Auch mit einem eigenen Büro konnte ich meine Erfahrungen sammeln. Und auch hier gibt es Unterschiede. Gerade in Hamburg ist es üblich, dass ein einzelner Raum in einer Bürogemeinschaft vermietet wird. So hatte ich zwar mein eigenes Reich, aber auch den Anschluss an eine Community. Die war kleiner als beim Coworking Space, dafür aber intensiver.

Ein eigener Raum kostet oftmals mehr als ein Platz im Großraumbüro. Wobei  die Angebote stark schwanken. Du musst wissen, ob dir Prestige wichtig ist, oder du genauso gut im unstylischen Bürokomplex aus den 60ern arbeiten kannst.

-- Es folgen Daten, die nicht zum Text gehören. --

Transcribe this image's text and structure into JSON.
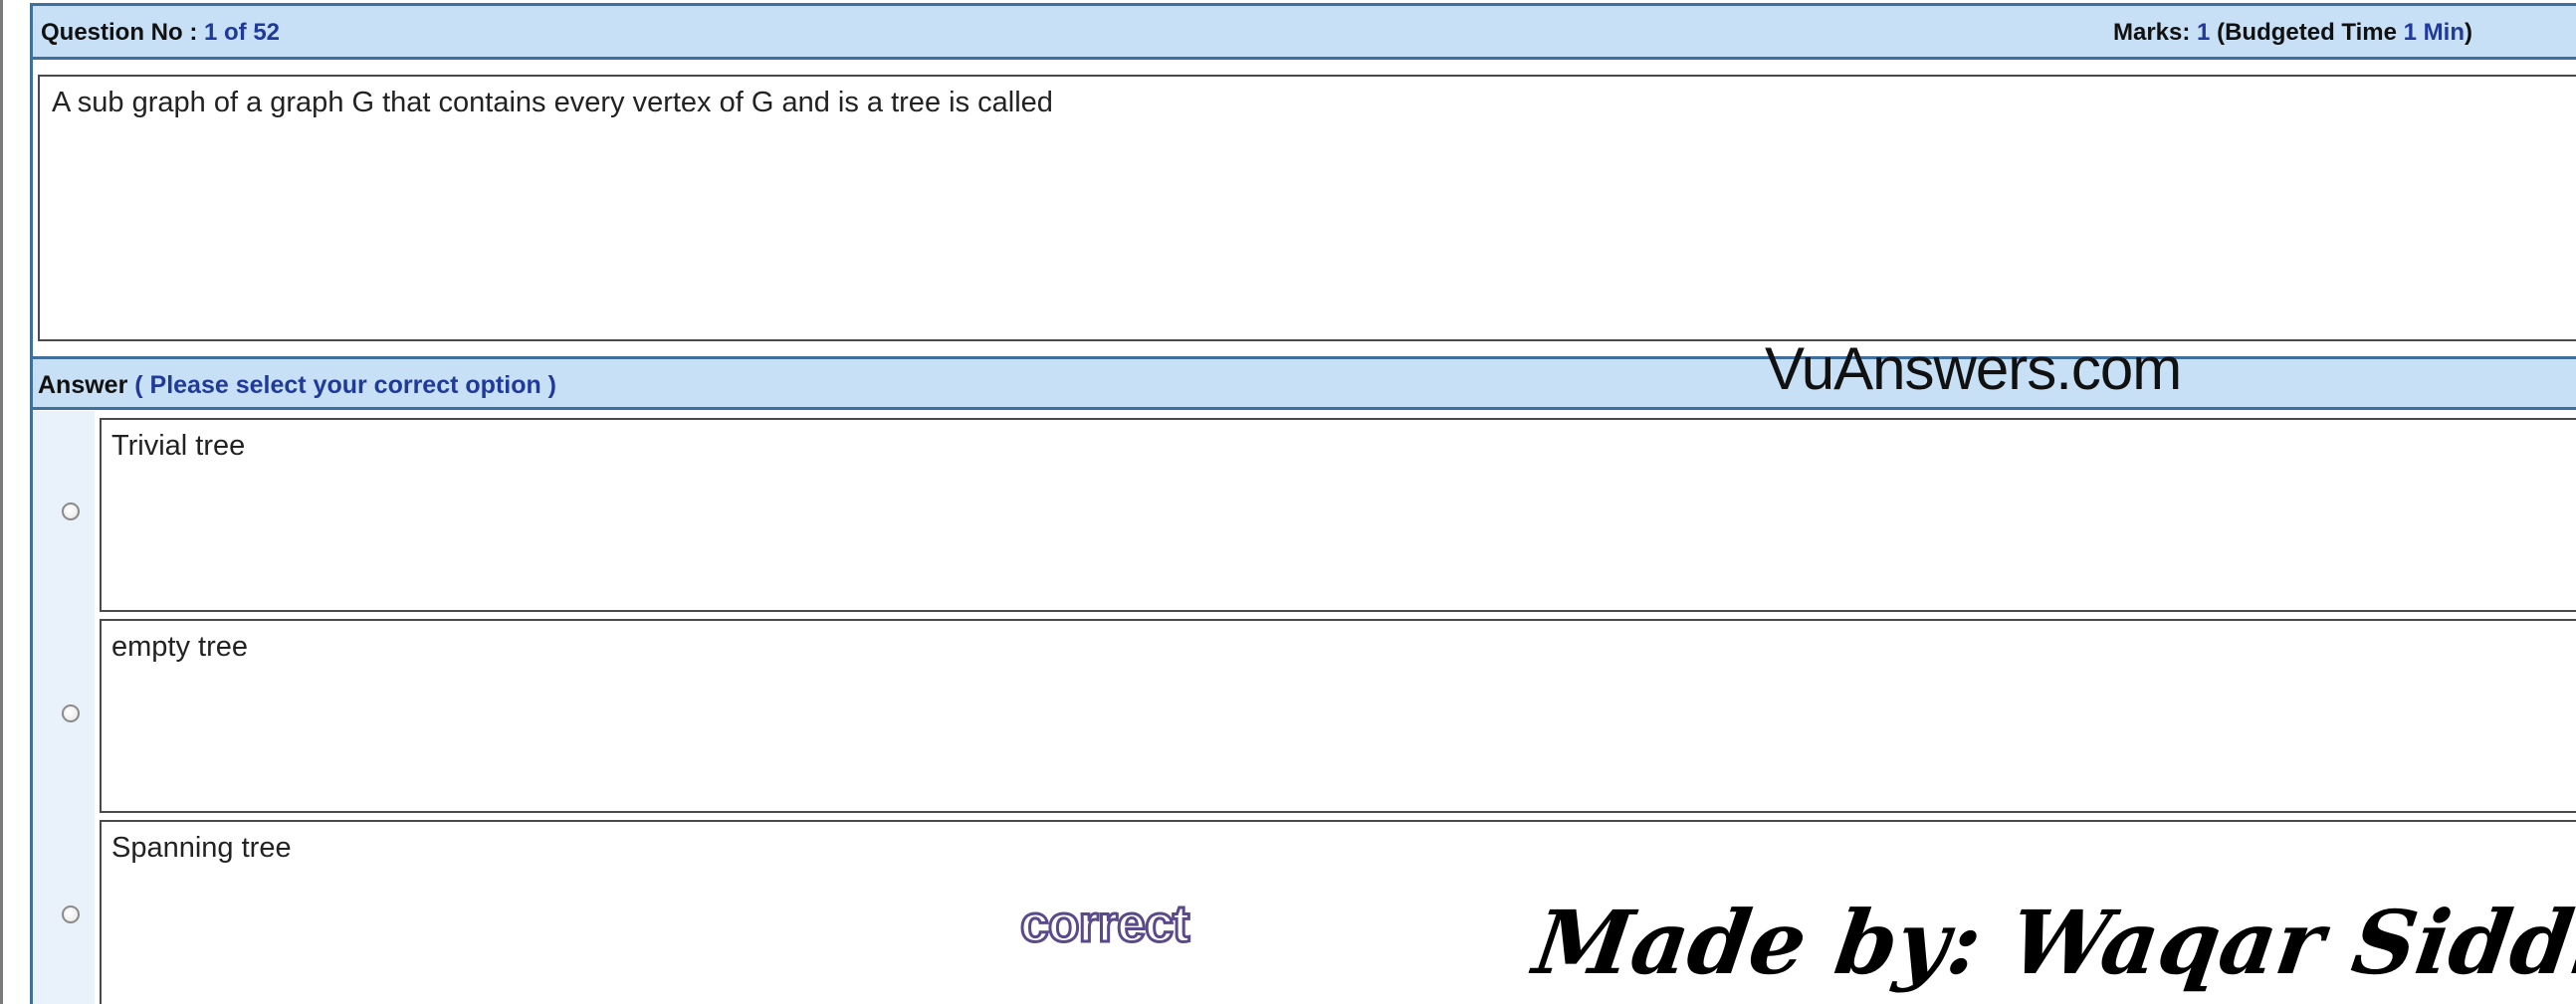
{
  "header": {
    "question_label": "Question No :",
    "question_number": "1 of 52",
    "marks_label": "Marks:",
    "marks_value": "1",
    "budget_open": "(Budgeted Time",
    "budget_value": "1 Min",
    "budget_close": ")"
  },
  "question": {
    "text": "A sub graph of a graph G that contains every vertex of G and is a tree is called"
  },
  "answer": {
    "label": "Answer",
    "instruction": "( Please select your correct option )"
  },
  "options": [
    {
      "label": "Trivial tree",
      "selected": false
    },
    {
      "label": "empty tree",
      "selected": false
    },
    {
      "label": "Spanning tree",
      "selected": false
    }
  ],
  "overlays": {
    "watermark": "VuAnswers.com",
    "correct_marker": "correct",
    "signature": "Made by: Waqar Siddhu"
  },
  "colors": {
    "header_bg": "#c8e0f6",
    "border_blue": "#3f6f9f",
    "label_blue": "#1f3a9a"
  }
}
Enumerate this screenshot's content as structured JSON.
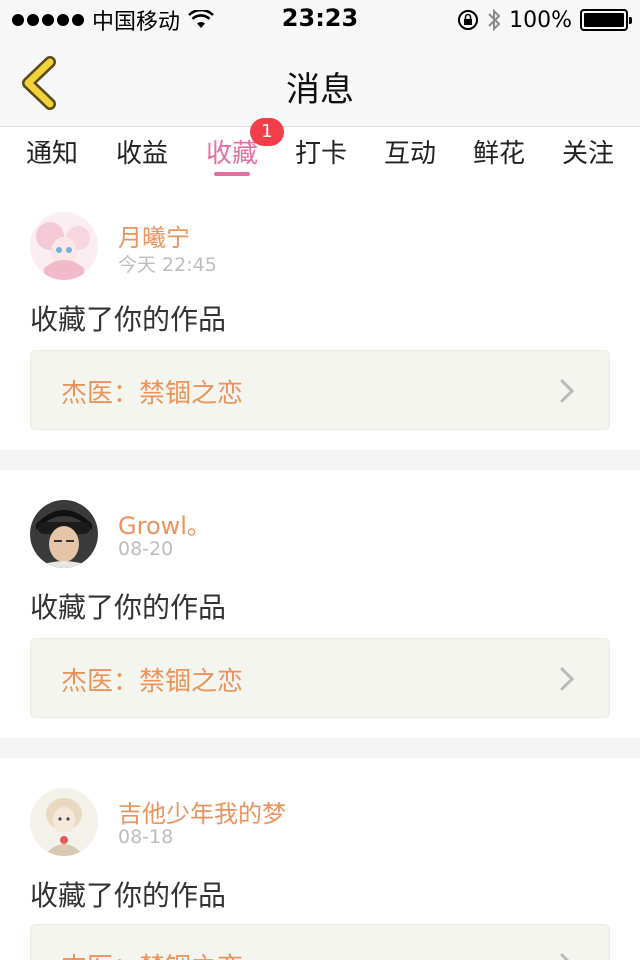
{
  "status_bar": {
    "carrier": "中国移动",
    "time": "23:23",
    "battery": "100%"
  },
  "nav": {
    "title": "消息",
    "back_icon": "chevron-left-icon"
  },
  "tabs": [
    {
      "label": "通知"
    },
    {
      "label": "收益"
    },
    {
      "label": "收藏",
      "active": true,
      "badge": "1"
    },
    {
      "label": "打卡"
    },
    {
      "label": "互动"
    },
    {
      "label": "鲜花"
    },
    {
      "label": "关注"
    }
  ],
  "messages": [
    {
      "user": "月曦宁",
      "time": "今天 22:45",
      "action": "收藏了你的作品",
      "work": "杰医：禁锢之恋"
    },
    {
      "user": "Growl。",
      "time": "08-20",
      "action": "收藏了你的作品",
      "work": "杰医：禁锢之恋"
    },
    {
      "user": "吉他少年我的梦",
      "time": "08-18",
      "action": "收藏了你的作品",
      "work": "杰医：禁锢之恋"
    }
  ],
  "colors": {
    "accent_pink": "#e46fa0",
    "username_orange": "#e9935f",
    "badge_red": "#f23d4a",
    "back_arrow_yellow": "#f2d33c"
  }
}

Überlege dir, ob du oft Besuch empfängst und daher einen Konferenzraum brauchst. In geteilten Büros gibt es manchmal einen solchen Raum, der nach Absprache genutzt werden kann. Das ist aber nicht die Regel.

Bei den Kosten solltest du auch bedenken, dass einige Angebote über Makler ins Netz gestellt werden. Du wirst dann oft eine Provision mit einkalkulieren müssen. Zusätzlich zur Kaution (die beim Coworking Space übrigens auch anfällt) kommen für den Einzug und die Ausstattung, die du vermutlich selbst anschaffen wirst, einige Kosten für den Anfang auf dich zu.

Leider hat das Einzelbüro bei mir nicht funktioniert. Wieder war die Schallproblematik der Grund. Glas sieht zwar toll aus, ist aber für die Akustik sehr schädlich. Das war aus meiner Sicht aber eher ein Problem dieses speziellen Vermieters. Von daher gebe ich dem Einzelbüro bald eine zweite Chance und werde berichten, wie ich damit klar komme. Gerade da ich perspektivisch denke, brauche ich etwas mehr Platz, um auch Mitarbeiter unterbringen zu können.

Fazit

Überlege ernsthaft, ob du überhaupt einen Platz zum Arbeiten brauchst, der außerhalb deiner vier Wände liegt. Manchmal findest du auch gute Orte um draußen zu arbeiten: Bücherhallen, Cafés, Parks (zumindest bei gutem Wetter) und auch manchen Coworking Space, der tageweise Buchung anbietet.

Je mehr Kosten du sparen kannst, desto mehr kannst du in den Aufbau deines Unternehmens stecken. Nur weil es angeblich zum guten Ton gehört, ein Büro in bester Innenstadtlage zu haben, heißt das noch lange nicht, dass dein Ego das auch braucht. Sei selbstbewusst und tue das, was für das Business am besten ist. Und das ist so individuell, dass ich dir keine Empfehlung geben kann. Wenn du allerdings Tipps brauchst, schreib mir gerne in die Kommentare.